Pregava peças nos três filhos dando nó nos seus pijamas, colocando creme de barbear na pasta dental e outras brincadeiras.

Gentil era o mais velho dos três filhos de Maria e Leandro. Nasceu em Sorocaba e teve uma infância feliz ao lado dos irmãos Marta e Olavo, que era muito protegido por ele principalmente nos jogos de futebol, já que não era tão bom jogador como ele. Contava que teve pais amorosos e que brincou muito de bola e de bicicleta na rua.

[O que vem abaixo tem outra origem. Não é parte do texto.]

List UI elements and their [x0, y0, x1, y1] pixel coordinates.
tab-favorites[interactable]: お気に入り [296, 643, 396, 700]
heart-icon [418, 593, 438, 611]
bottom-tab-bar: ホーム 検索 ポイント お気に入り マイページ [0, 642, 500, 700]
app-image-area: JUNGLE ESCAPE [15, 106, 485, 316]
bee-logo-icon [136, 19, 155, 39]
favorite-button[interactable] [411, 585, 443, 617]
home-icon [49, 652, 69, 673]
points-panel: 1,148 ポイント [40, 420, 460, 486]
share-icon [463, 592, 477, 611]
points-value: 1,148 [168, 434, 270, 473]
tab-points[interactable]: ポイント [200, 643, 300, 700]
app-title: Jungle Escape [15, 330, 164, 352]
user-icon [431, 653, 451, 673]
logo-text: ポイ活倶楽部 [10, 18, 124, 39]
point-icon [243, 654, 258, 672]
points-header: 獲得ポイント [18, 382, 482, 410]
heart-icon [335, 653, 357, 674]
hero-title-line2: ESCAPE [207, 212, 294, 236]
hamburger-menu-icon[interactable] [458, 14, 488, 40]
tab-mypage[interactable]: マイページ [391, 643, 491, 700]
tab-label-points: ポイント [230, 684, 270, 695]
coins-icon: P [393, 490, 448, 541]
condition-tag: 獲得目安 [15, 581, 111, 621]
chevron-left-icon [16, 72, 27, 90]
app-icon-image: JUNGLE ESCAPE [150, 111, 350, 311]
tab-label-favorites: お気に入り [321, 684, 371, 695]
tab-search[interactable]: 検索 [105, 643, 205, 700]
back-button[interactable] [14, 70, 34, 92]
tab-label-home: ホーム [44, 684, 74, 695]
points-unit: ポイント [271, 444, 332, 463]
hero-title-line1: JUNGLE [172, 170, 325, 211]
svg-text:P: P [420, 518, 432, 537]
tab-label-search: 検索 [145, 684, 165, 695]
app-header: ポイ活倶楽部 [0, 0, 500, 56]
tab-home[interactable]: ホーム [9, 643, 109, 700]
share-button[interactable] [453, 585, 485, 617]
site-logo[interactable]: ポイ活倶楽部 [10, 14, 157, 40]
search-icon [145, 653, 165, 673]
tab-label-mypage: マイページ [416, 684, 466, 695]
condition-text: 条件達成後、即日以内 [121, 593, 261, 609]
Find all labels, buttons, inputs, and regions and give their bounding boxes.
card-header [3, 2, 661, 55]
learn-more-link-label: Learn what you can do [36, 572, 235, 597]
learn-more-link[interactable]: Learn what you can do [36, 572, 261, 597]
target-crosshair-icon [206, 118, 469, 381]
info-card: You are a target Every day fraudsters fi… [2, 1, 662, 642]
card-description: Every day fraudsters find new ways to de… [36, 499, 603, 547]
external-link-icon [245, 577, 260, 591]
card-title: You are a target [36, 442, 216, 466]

Desde pequeno gostava de animais, em especial de um cachorro que seu pai possuía. Sempre gostou de ler e aprender. Formou-se no curso Técnico de Contabilidade quando a família se mudou para a Zona Norte de São Paulo e, já casado, resolveu fazer a faculdade de Direito para estimular o filho a estudar. Formou-se com mais de 40 anos, exerceu a profissão até quase o final de sua vida e considerava-se um ótimo e justo advogado, que ganhava praticamente todas as causas e processos que assumia.

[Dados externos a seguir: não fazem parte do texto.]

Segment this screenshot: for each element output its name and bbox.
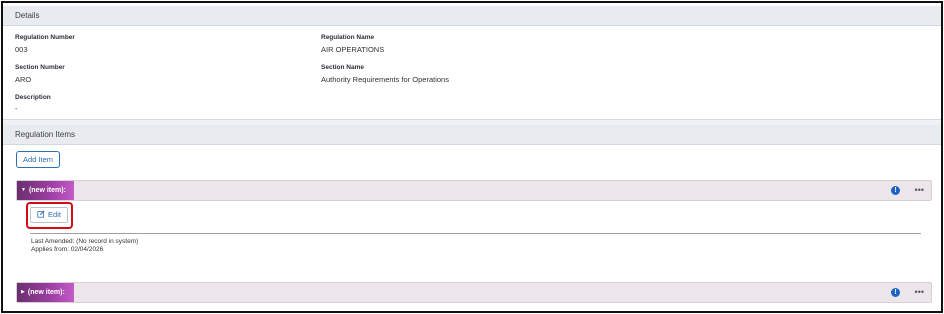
- description-value: -: [15, 104, 18, 113]
- regulation-item-bar[interactable]: ▶ (new item): ! •••: [16, 282, 932, 303]
- section-name-value: Authority Requirements for Operations: [321, 75, 449, 84]
- regulation-items-header: Regulation Items: [3, 125, 941, 145]
- info-icon[interactable]: !: [891, 186, 900, 195]
- edit-icon: [37, 210, 45, 218]
- add-item-button[interactable]: Add Item: [16, 151, 60, 168]
- item-divider: [30, 233, 921, 234]
- more-icon[interactable]: •••: [915, 286, 924, 298]
- regulation-item-bar[interactable]: ▼ (new item): ! •••: [16, 180, 932, 201]
- caret-right-icon[interactable]: ▶: [21, 289, 25, 295]
- more-icon[interactable]: •••: [915, 184, 924, 196]
- description-label: Description: [15, 94, 51, 101]
- caret-down-icon[interactable]: ▼: [21, 187, 26, 193]
- section-number-label: Section Number: [15, 64, 65, 71]
- section-name-label: Section Name: [321, 64, 364, 71]
- info-icon[interactable]: !: [891, 288, 900, 297]
- applies-from-text: Applies from: 02/04/2026: [31, 246, 104, 253]
- last-amended-text: Last Amended: (No record in system): [31, 238, 139, 245]
- item-tag-label: (new item):: [28, 187, 66, 194]
- item-tag[interactable]: ▶ (new item):: [17, 283, 74, 302]
- edit-button[interactable]: Edit: [30, 207, 68, 223]
- app-frame: Details Regulation Number 003 Regulation…: [1, 1, 943, 313]
- details-header: Details: [3, 6, 941, 26]
- item-tag-label: (new item):: [27, 289, 65, 296]
- regulation-number-value: 003: [15, 45, 28, 54]
- section-number-value: ARO: [15, 75, 32, 84]
- regulation-name-label: Regulation Name: [321, 34, 375, 41]
- regulation-name-value: AIR OPERATIONS: [321, 45, 385, 54]
- item-tag[interactable]: ▼ (new item):: [17, 181, 74, 200]
- edit-button-label: Edit: [48, 210, 61, 219]
- regulation-number-label: Regulation Number: [15, 34, 75, 41]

Gentil conheceu Nilse aos 24 anos por meio de amigos comuns, que, assim como eles, moravam no bairro de Santana. Ele vestia-se muito bem, com ternos de linho de bom caimento, camisas impecáveis e sobretudo. Era muito elegante, esguio, alto e sempre de barba feita ao acordar, um ritual que manteve por toda a vida. E Nilse, na época com 22 anos, era muito bonita, magérrima, de cintura marcada e vestidos da moda feitos por costureiras. Extrovertida, chamava a atenção dos rapazes do bairro.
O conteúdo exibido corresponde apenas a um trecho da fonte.